Neckar-Odenwald

BAG Franken Uwe Schöttle verlässt Genossenschaft

Arbeitsverhältnis beendet

Neckar-Odenwald-Kreis.Nach sechsjähriger Tätigkeit als geschäftsführender Vorstand verlässt Uwe Schöttle die BAG Franken, um sich neuen Herausforderungen zu stellen.

„Das derzeit sicher nicht positive Umfeld im Agrarbereich und die teilweise unterschiedliche Auffassung in der Geschäftspolitik unserer Genossenschaft haben uns veranlasst, das Arbeitsverhältnis mit unserem geschäftsführenden Vorstand, Herrn Uwe Schöttle, zu beenden. Wir möchten unserer BAG einen personellen Neuanfang an dieser Stelle ermöglichen. Vorstand und Aufsichtsrat haben diese Entscheidung einstimmig getroffen“, so die BAG Franken am Montag in einer Pressemitteilung. „Wir wünschen Herrn Schöttle Glück und Erfolg für seine nächsten Aufgaben“, kommentieren der Aufsichtsratsvorsitzende Martin Schwarz aus Götzingen und der Vorstandsvorsitzende Ralf Krämer aus Ruchsen die Entscheidung.

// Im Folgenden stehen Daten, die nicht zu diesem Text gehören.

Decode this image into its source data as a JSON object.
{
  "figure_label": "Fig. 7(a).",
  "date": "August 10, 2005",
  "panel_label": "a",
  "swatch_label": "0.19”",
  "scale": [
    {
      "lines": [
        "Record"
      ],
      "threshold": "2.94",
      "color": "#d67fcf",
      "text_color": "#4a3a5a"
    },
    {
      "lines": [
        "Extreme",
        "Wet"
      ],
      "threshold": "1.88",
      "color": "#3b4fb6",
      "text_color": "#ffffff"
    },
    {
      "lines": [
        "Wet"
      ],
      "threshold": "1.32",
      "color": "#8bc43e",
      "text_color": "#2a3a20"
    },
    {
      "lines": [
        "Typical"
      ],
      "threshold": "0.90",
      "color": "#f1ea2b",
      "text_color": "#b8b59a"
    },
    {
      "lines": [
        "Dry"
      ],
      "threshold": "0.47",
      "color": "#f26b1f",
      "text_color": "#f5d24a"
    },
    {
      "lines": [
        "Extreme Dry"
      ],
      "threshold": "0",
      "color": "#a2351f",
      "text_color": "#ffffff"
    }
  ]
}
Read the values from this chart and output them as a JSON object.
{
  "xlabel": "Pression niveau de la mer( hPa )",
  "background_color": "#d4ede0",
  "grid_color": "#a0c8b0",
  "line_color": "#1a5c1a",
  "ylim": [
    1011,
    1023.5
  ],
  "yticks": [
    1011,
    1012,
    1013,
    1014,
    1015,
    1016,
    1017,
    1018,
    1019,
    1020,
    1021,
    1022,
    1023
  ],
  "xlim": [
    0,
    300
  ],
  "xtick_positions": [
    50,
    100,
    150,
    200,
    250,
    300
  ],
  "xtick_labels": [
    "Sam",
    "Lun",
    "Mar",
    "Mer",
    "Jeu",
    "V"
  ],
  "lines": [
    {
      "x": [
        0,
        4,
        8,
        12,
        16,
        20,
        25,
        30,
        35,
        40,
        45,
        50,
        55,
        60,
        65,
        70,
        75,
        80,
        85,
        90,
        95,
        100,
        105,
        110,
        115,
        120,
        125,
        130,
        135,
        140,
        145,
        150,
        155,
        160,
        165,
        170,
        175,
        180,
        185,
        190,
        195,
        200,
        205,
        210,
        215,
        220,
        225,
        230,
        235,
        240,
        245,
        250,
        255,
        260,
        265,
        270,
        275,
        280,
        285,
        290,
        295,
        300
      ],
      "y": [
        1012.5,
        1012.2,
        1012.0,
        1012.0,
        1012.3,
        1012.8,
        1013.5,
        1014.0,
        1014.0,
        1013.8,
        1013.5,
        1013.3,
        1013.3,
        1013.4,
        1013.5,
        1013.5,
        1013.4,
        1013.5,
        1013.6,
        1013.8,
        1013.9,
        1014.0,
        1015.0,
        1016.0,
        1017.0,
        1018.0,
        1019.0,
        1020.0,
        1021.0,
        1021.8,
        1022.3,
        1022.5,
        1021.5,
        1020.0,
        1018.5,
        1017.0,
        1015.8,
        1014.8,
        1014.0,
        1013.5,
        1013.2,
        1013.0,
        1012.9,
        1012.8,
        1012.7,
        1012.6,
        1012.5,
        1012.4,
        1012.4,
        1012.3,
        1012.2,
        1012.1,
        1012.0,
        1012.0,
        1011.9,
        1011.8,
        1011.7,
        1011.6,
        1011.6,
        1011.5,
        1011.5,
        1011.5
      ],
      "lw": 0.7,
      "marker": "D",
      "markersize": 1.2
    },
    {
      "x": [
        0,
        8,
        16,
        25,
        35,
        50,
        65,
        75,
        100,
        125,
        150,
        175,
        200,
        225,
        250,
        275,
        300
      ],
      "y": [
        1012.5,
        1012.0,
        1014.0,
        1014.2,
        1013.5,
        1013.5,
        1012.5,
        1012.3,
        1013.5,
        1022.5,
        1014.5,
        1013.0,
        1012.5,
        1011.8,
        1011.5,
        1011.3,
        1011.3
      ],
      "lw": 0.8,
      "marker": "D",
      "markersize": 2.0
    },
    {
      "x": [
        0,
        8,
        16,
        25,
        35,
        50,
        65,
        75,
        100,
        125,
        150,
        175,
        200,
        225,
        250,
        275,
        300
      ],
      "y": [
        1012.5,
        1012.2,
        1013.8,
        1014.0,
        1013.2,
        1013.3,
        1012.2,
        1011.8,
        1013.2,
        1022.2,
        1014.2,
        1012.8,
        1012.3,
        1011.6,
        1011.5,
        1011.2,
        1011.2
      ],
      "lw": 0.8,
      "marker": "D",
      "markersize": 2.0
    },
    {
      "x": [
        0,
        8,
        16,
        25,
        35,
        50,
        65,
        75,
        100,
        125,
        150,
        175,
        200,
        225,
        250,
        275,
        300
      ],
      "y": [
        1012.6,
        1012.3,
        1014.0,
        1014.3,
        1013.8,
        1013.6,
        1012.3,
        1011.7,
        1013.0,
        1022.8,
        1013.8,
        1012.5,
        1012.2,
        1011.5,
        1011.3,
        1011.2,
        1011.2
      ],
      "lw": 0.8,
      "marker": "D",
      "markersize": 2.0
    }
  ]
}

Uwe Schöttle übernahm die Geschäftsführung als Nachfolger von Bernhard Jochim im Jahre 2014, Manfred Merkle und Erwin Brauss. Er war als alleingeschäftsführender Vorstand im Unternehmen aktiv.

Die kommissarische Leitung der Genossenschaft wurde von Schwarz und Krämer zunächst den beiden geschäftsführenden Vorständen des Kraichgau Raiffeisen Zentrum in Eppingen, Jürgen Freudenberger und Stephan Buchholz, übertragen. Die beiden Genossenschaften arbeiten schon seit Jahren auf verschiedenen Gebieten zusammen und sondieren seit Anfang des Jahres weitere Möglichkeiten der gemeinsamen Entwicklung bis zu einer Fusion. „Eine mögliche Entscheidung hierüber treffen einzig und alleine unsere Mitglieder in einer der nächsten Generalversammlungen“, skizziert der Vorstandsvorsitzende Ralf Krämer die weitere Entwicklung.

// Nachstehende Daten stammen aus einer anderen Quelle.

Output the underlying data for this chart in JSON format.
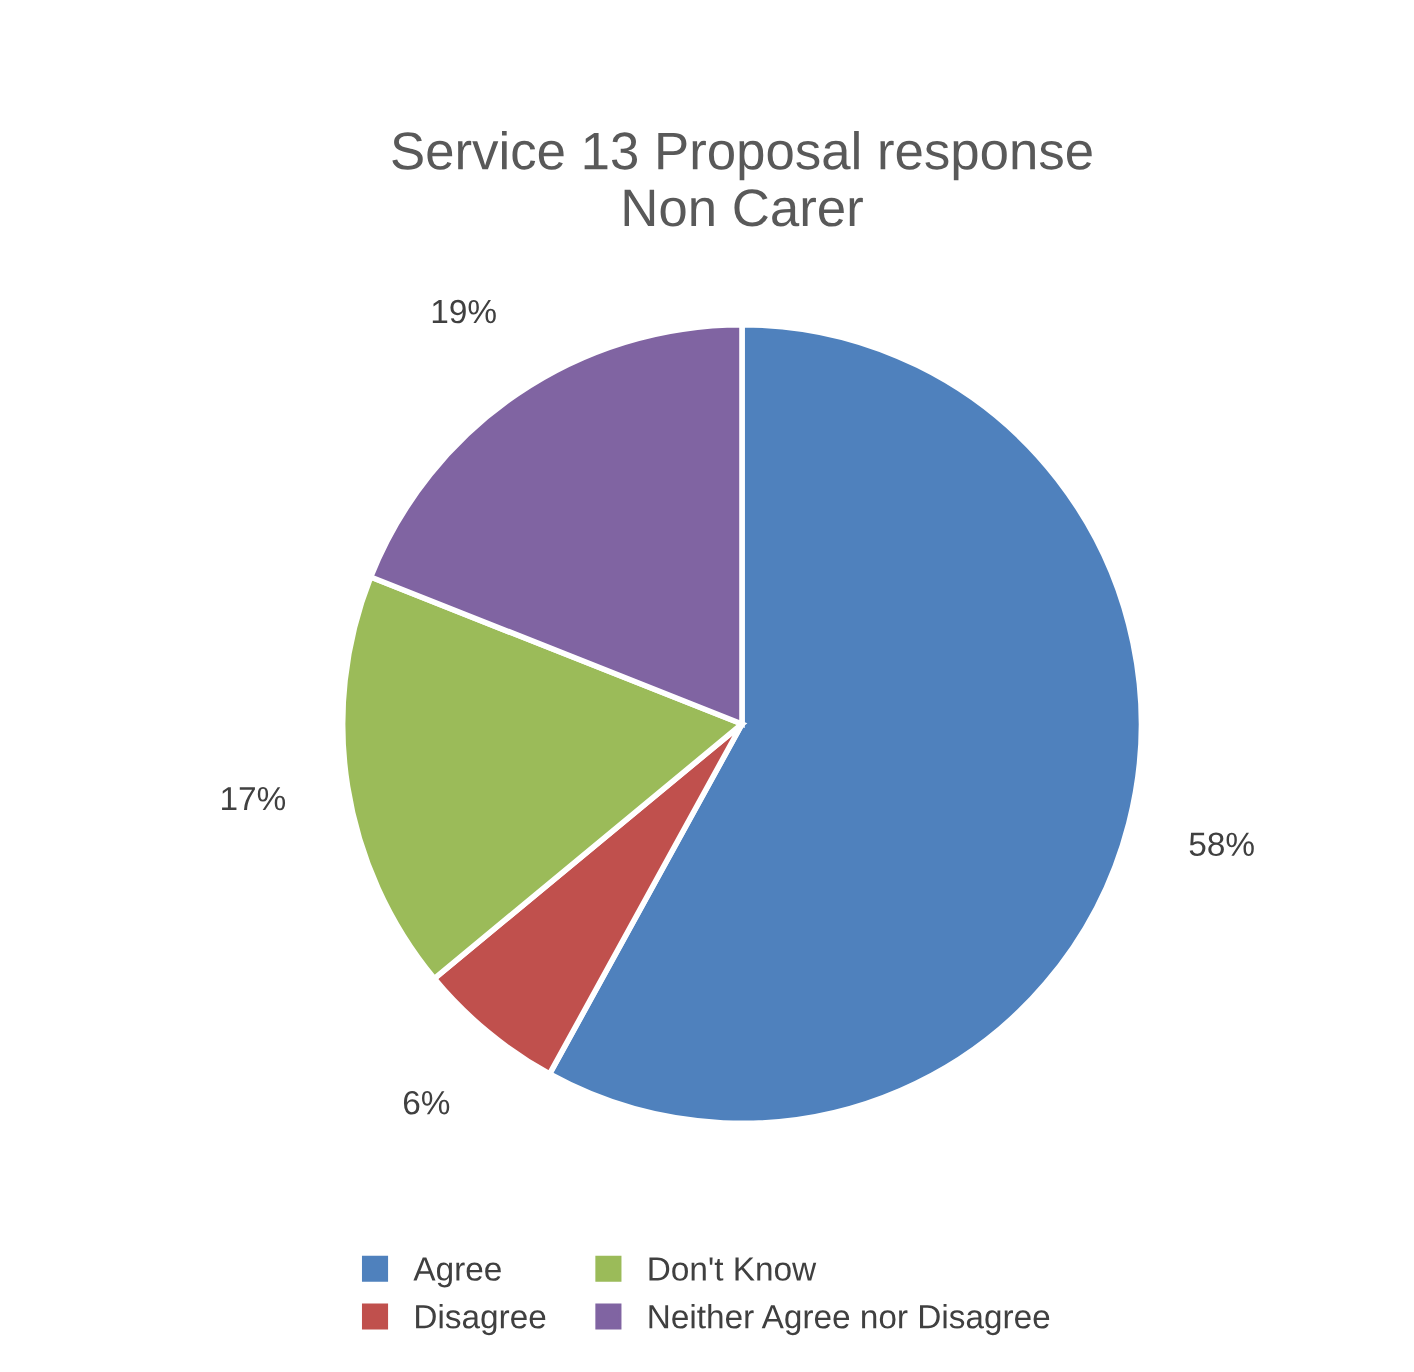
{
  "chart_data": {
    "type": "pie",
    "title": "Service 13 Proposal response\nNon Carer",
    "categories": [
      "Agree",
      "Disagree",
      "Don't Know",
      "Neither Agree nor Disagree"
    ],
    "values": [
      58,
      6,
      17,
      19
    ],
    "colors": [
      "#4f81bd",
      "#c0504d",
      "#9bbb59",
      "#8064a2"
    ],
    "value_labels": [
      "58%",
      "6%",
      "17%",
      "19%"
    ],
    "legend": "bottom"
  }
}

Die beiden Interimsgeschäftsführer seien durch die vielen gemeinsamen Aktivitäten im Hause bekannt und würden das Vertrauen der Mitarbeiter genießen. „Durch die erfolgreiche Tätigkeit in der Nachbargenossenschaft verfügen sie über die notwendige Erfahrung und Expertise, um einen lückenlosen und erfolgreichen Übergang im Tagesgeschäft sicherzustellen“, beschreibt Martin Schwarz den Auswahlprozess. Der Weg stelle eine gute Grundlage dar, die vor der BAG liegenden Aufgaben zu meistern.